The group is scoring the second fewest points per game in the league since Redick went out, averaging 20.8 points in six games. Clippers head coach Doc Rivers says it is a challenge for the second unit without Crawford, who has averaged nearly 18 points in 37 games with the second unit, because of the pressure it puts on point guard Darren Collison to be the lone shot creator on the floor.

“Jamal’s with the first unit, it’s tough for [Collison] to carry our second unit,” Rivers said Saturday. “We’ve got to do a better job of getting at least one more offensive guy on the floor with him. I’ve got to do a better job with the second unit, getting the right guys on the floor.”

Crawford said, “Our team is built for me to come off the bench and be that guy off the bench. Right now, we’re a little bit undermanned and our second unit is kind of struggling a little bit. Hopefully, we can try and figure out something.”

That could mean changing substitution patterns to leave a starter or two on the floor with Collison, Jared Dudley and the rest of the reserves. However, Rivers ruled out the possibility of moving Crawford back to the bench until Redick, who is out indefinitely, returns.

“[There has been] no consideration of that,” Rivers said. “We need him right now as a starter because we need his firepower. Otherwise, they’re just going to load up on Blake [Griffin] and he won’t be able to do what he does with the starting unit. But we’ve got to get [Crawford] with the second unit as well.”

Dudley, who has come off the bench since Jan. 20 (15 games), thinks the injuries to Redick and Chris Paul, earlier in the year, has disrupted some of the bench’s chemistry. Lineups have fluctuated, particularly in the backcourt with Crawford starting 20 games in place of Redick and Collison starting 19 in place of Paul. 

“I think for us it’s chemistry, especially when it comes to the second unit,” Dudley said. “Darren Collison’s back in, but now J.J.’s hurt so Jamal’s starting.

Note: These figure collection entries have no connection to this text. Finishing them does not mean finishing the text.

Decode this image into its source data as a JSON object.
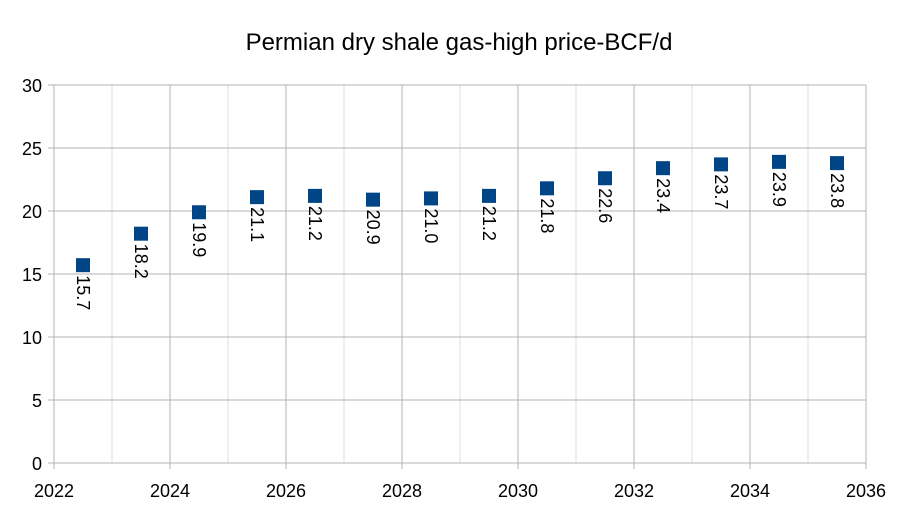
{
  "chart_data": {
    "type": "scatter",
    "title": "Permian dry shale gas-high price-BCF/d",
    "xlabel": "",
    "ylabel": "",
    "xlim": [
      2022,
      2036
    ],
    "ylim": [
      0,
      30
    ],
    "x_ticks": [
      "2022",
      "2024",
      "2026",
      "2028",
      "2030",
      "2032",
      "2034",
      "2036"
    ],
    "y_ticks": [
      "0",
      "5",
      "10",
      "15",
      "20",
      "25",
      "30"
    ],
    "grid": true,
    "legend": "none",
    "marker": "square",
    "marker_color": "#004586",
    "series": [
      {
        "name": "Permian dry shale gas-high price-BCF/d",
        "x": [
          2022.5,
          2023.5,
          2024.5,
          2025.5,
          2026.5,
          2027.5,
          2028.5,
          2029.5,
          2030.5,
          2031.5,
          2032.5,
          2033.5,
          2034.5,
          2035.5
        ],
        "values": [
          15.7,
          18.2,
          19.9,
          21.1,
          21.2,
          20.9,
          21.0,
          21.2,
          21.8,
          22.6,
          23.4,
          23.7,
          23.9,
          23.8
        ],
        "labels": [
          "15.7",
          "18.2",
          "19.9",
          "21.1",
          "21.2",
          "20.9",
          "21.0",
          "21.2",
          "21.8",
          "22.6",
          "23.4",
          "23.7",
          "23.9",
          "23.8"
        ]
      }
    ]
  }
}
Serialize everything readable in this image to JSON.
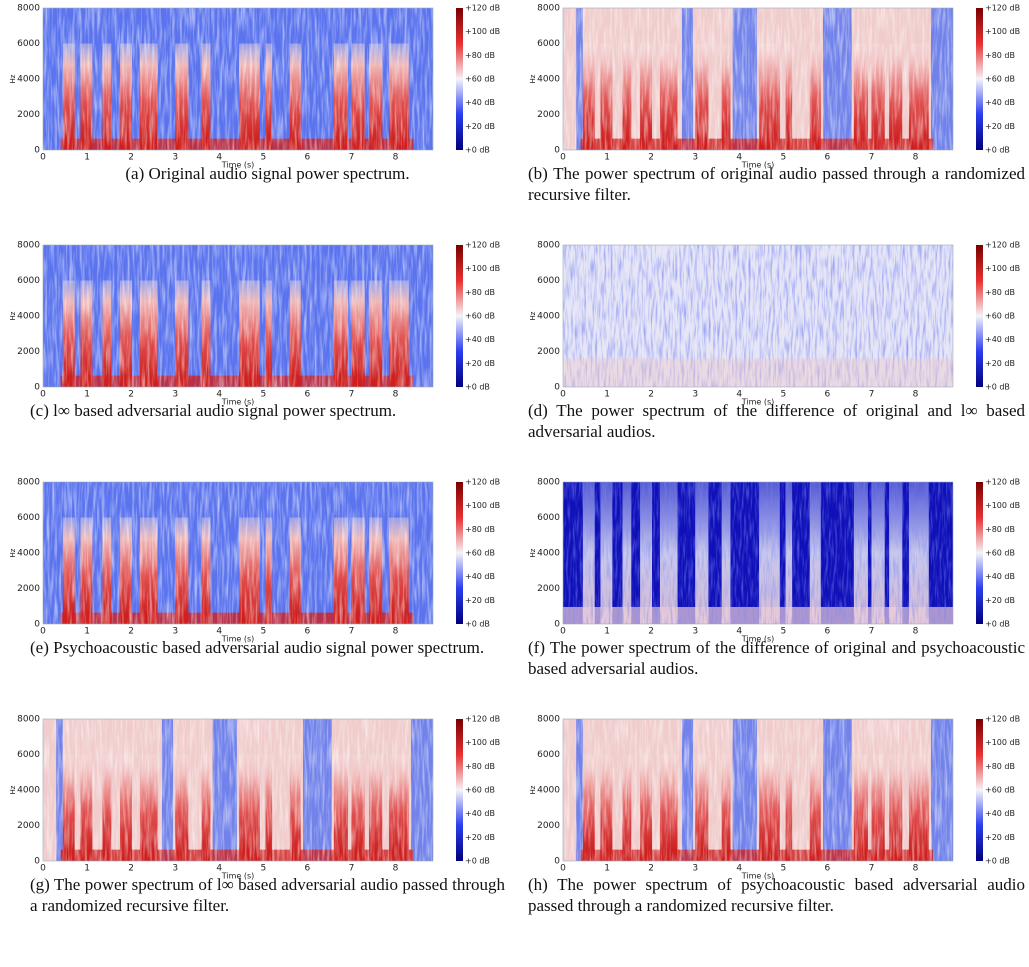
{
  "axes": {
    "y_ticks": [
      "0",
      "2000",
      "4000",
      "6000",
      "8000"
    ],
    "y_label": "Hz",
    "x_ticks": [
      "0",
      "1",
      "2",
      "3",
      "4",
      "5",
      "6",
      "7",
      "8"
    ],
    "x_label": "Time (s)",
    "colorbar_ticks": [
      "+0 dB",
      "+20 dB",
      "+40 dB",
      "+60 dB",
      "+80 dB",
      "+100 dB",
      "+120 dB"
    ]
  },
  "panels": [
    {
      "label": "(a)",
      "caption": "Original audio signal power spectrum."
    },
    {
      "label": "(b)",
      "caption": "The power spectrum of original audio passed through a randomized recursive filter."
    },
    {
      "label": "(c)",
      "caption": "l∞ based adversarial audio signal power spectrum."
    },
    {
      "label": "(d)",
      "caption": "The power spectrum of the difference of original and l∞ based adversarial audios."
    },
    {
      "label": "(e)",
      "caption": "Psychoacoustic based adversarial audio signal power spectrum."
    },
    {
      "label": "(f)",
      "caption": "The power spectrum of the difference of original and psychoacoustic based adversarial audios."
    },
    {
      "label": "(g)",
      "caption": "The power spectrum of l∞ based adversarial audio passed through a randomized recursive filter."
    },
    {
      "label": "(h)",
      "caption": "The power spectrum of psychoacoustic based adversarial audio passed through a randomized recursive filter."
    }
  ]
}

We’ve never really had our whole bench together. So, I think our second unit is something we’re going to have to improve very vastly and very quickly in the next [25] games.”

For Rivers, the lack of scoring production from the second unit is not a primary problem. After the Clippers lost 102-96 in Memphis Friday with the bench scoring just seven points, Rivers was adamant that changes needed to occur on the defensive end of the floor, not on offense.

“I’m not worried about the offense,” Rivers said. “Our offense is going to be fine. We’re going to get guys back. When you don’t score, you’ve got to get stops. Everybody loves the offense, but you’ve got to get stops to win a basketball game. If you’re struggling offensively, you better get stops. To me, our offense and misses took away from our defense and that can never happen.”

Collison agreed, saying he second unit should take on a defensive identity. 

“We have to continue to try and get stops with the second unit. We can’t just focus on the offensive end to get us going,” Collison said. “Sometimes the defensive end can get us going as well.

“I think we should rely on the defensive end. I think we’ve got a lot of offensive weapons in the first unit and on the defensive end we’ve got to make something happen. We’ve got to change the tempo so to speak.”

That begins with Collison. Even in limited minutes he has the ability to pressure the ball defensively and pick up ball-handlers closer to mid court. It’s something he was forced to get away from while playing nearly 33 minutes per game as a starter when Paul was out.

“Everybody has a role to play on this team,” Collison said. “At the end of the day, you’ve just got to go out there and play basketball. You’ve got to go out there and figure out a way to win a game.”